彼は鎌倉幕府の残党や、新政に不満を抱く御家人をどんどん味方につけて、あっという間に鎌倉に攻め入り奪還しています。

これで北条氏再興かと思われたのですが、京都から足利尊氏が討伐軍として派遣されると、わずか20日で鎌倉を追われることになりました武将。

この戦いは「中先代(なかせんだい)の乱」と呼ばれています。鎌倉時代の北条氏を「先代」、室町幕府の足利氏を「当代」と呼ぶことから、その間である時行を「中先代」と呼ぶようになったのです。

足利尊氏は、ここで鎌倉を支配したことを機に後醍醐天皇に反旗を翻し、その後京都にまで攻め上り、後に室町幕府を開くことになります。

みたび奪還、逃走、そして…

さて時行はと言えば、尊氏の討伐を逃れ再び姿を消すのですが、その後の南北朝の内乱では後醍醐天皇に許されて南朝側の将となり、再び挙兵しています。

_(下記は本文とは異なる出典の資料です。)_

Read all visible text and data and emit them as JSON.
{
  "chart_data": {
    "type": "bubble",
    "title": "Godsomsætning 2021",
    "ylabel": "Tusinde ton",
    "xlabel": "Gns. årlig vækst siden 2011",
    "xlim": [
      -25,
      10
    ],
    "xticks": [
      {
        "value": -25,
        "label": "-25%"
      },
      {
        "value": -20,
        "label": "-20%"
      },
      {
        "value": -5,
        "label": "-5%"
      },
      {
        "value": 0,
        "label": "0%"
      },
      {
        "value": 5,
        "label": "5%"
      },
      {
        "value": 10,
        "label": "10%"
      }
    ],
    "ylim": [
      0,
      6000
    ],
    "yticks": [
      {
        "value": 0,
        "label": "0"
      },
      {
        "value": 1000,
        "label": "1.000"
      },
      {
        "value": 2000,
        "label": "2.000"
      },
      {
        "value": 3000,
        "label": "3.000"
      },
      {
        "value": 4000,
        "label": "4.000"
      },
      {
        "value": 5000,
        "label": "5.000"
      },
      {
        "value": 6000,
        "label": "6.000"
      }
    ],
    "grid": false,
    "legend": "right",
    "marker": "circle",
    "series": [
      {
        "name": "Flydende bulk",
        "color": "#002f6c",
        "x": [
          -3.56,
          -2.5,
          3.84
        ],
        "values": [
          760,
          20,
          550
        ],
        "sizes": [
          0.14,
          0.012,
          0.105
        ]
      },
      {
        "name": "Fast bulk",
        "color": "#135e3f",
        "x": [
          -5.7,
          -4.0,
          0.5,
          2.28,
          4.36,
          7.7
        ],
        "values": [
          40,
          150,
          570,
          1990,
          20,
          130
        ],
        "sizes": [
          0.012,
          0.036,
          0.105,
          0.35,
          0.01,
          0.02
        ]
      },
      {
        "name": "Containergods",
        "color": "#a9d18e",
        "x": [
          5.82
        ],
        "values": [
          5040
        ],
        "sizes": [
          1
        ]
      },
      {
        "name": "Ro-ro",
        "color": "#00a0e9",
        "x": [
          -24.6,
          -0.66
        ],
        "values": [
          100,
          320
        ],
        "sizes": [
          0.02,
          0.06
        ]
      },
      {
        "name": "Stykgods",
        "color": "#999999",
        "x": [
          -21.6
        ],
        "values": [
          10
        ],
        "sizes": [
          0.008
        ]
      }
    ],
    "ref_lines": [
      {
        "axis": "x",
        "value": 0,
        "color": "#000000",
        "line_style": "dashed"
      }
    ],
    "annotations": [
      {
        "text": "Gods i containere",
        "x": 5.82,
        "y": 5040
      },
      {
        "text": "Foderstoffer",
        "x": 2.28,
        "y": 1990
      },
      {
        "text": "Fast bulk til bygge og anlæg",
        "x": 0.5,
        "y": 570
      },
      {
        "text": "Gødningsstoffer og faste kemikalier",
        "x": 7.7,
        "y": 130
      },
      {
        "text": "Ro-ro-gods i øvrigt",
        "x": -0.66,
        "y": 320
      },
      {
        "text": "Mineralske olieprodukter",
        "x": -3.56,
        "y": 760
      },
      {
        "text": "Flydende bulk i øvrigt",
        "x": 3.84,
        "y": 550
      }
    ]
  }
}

この時には、鎮守府大将軍である北畠顕家や新田義貞の子・義興と共に足利家長(斯波家長)を破り、2度目となる鎌倉奪還を果たしています。もっとも、これもその後の石津の戦いを通して奪い返されてしまいます。

またしても時行はここで身を隠し、南朝側の武将として各地を転戦しました。そして1352年の武蔵野合戦を経て、みたび鎌倉を奪還するというしぶとさを見せます。